Iklan

Urgensi Pengesahan RUU Keamanan dan Ketahanan Siber (KKS)

Kamis, 30 April 2026, April 30, 2026 WIB Last Updated 2026-04-30T01:51:36Z

Urgensi Pengesahan RUU Keamanan dan Ketahanan Siber (KKS)

​DPR RI telah menerima Surat Presiden (Surpres) terkait Rancangan Undang-Undang Keamanan dan Ketahanan Siber (RUU KKS) pada Maret 2026. Merespons hal ini, pengamat kebijakan pertahanan, Aris Sarjito, mendesak agar regulasi tersebut segera disahkan tanpa penundaan lebih lanjut. Menurutnya, kerentanan ruang siber Indonesia sudah berlangsung terlalu lama, dan UU KKS nantinya akan menjadi payung hukum bagi perlindungan berbagai sektor, termasuk privasi masyarakat luas.

​Aris menjelaskan bahwa RUU ini dirancang untuk menutup celah hukum nasional yang selama ini terfragmentasi.

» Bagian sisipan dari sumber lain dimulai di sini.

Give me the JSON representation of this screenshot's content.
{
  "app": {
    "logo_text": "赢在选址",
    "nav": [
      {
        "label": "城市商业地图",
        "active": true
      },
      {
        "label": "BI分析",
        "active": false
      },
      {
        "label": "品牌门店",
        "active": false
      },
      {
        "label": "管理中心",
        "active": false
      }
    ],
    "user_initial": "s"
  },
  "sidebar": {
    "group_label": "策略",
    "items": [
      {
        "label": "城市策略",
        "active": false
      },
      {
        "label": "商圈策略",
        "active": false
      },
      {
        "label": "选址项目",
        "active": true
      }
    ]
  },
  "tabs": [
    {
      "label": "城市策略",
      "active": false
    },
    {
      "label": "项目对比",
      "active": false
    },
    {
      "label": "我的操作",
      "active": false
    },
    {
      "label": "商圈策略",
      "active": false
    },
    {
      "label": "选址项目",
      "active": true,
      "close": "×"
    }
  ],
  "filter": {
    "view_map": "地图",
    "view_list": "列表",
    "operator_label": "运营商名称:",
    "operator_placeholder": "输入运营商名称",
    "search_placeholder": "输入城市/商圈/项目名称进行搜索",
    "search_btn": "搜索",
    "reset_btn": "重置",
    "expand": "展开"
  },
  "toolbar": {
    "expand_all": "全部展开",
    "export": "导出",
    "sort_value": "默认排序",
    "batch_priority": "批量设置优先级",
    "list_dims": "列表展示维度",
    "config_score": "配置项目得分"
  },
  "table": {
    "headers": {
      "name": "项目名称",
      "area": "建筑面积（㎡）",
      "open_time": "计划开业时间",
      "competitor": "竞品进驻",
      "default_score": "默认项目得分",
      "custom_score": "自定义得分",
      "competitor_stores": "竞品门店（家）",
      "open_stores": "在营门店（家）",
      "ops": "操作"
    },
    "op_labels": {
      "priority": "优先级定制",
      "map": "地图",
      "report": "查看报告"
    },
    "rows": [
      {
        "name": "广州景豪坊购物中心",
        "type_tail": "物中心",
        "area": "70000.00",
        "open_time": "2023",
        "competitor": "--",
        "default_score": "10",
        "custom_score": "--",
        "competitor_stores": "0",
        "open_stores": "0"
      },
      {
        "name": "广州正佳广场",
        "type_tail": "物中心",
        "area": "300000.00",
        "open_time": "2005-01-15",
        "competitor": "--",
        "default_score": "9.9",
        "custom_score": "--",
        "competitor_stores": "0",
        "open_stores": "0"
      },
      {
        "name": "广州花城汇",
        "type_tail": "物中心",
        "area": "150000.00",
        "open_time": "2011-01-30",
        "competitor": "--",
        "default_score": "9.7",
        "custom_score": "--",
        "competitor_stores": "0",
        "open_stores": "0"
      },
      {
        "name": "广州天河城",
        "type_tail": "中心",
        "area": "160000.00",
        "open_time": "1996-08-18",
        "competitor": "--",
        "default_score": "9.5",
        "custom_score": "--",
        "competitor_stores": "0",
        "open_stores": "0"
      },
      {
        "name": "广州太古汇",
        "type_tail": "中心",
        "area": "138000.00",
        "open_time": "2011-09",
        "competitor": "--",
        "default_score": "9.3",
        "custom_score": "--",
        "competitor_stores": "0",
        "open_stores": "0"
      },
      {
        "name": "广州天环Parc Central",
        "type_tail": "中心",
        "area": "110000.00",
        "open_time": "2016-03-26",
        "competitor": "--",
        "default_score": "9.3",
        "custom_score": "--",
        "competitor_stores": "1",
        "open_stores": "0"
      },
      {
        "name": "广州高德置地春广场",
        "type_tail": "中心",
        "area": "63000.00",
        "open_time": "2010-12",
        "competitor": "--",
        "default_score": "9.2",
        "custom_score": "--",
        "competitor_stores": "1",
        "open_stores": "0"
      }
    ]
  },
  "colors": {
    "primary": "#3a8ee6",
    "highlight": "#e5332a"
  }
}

Saat ini, aturan mengenai siber masih tersebar di berbagai regulasi sektoral, yang mengakibatkan koordinasi antarlembaga sering kali tidak sinkron dalam menghadapi serangan siber lintas negara yang masif dan merugikan publik.

​Ancaman Nyata Terhadap Infrastruktur Vital

​Salah satu fokus utama RUU KKS adalah perlindungan terhadap Infrastruktur Informasi Vital (IIV), yang mencakup sektor strategis seperti:

  • ​Energi dan kelistrikan.
  • ​Transportasi dan layanan publik.
  • ​Sektor keuangan dan perbankan.
  • ​Layanan kesehatan dan telekomunikasi.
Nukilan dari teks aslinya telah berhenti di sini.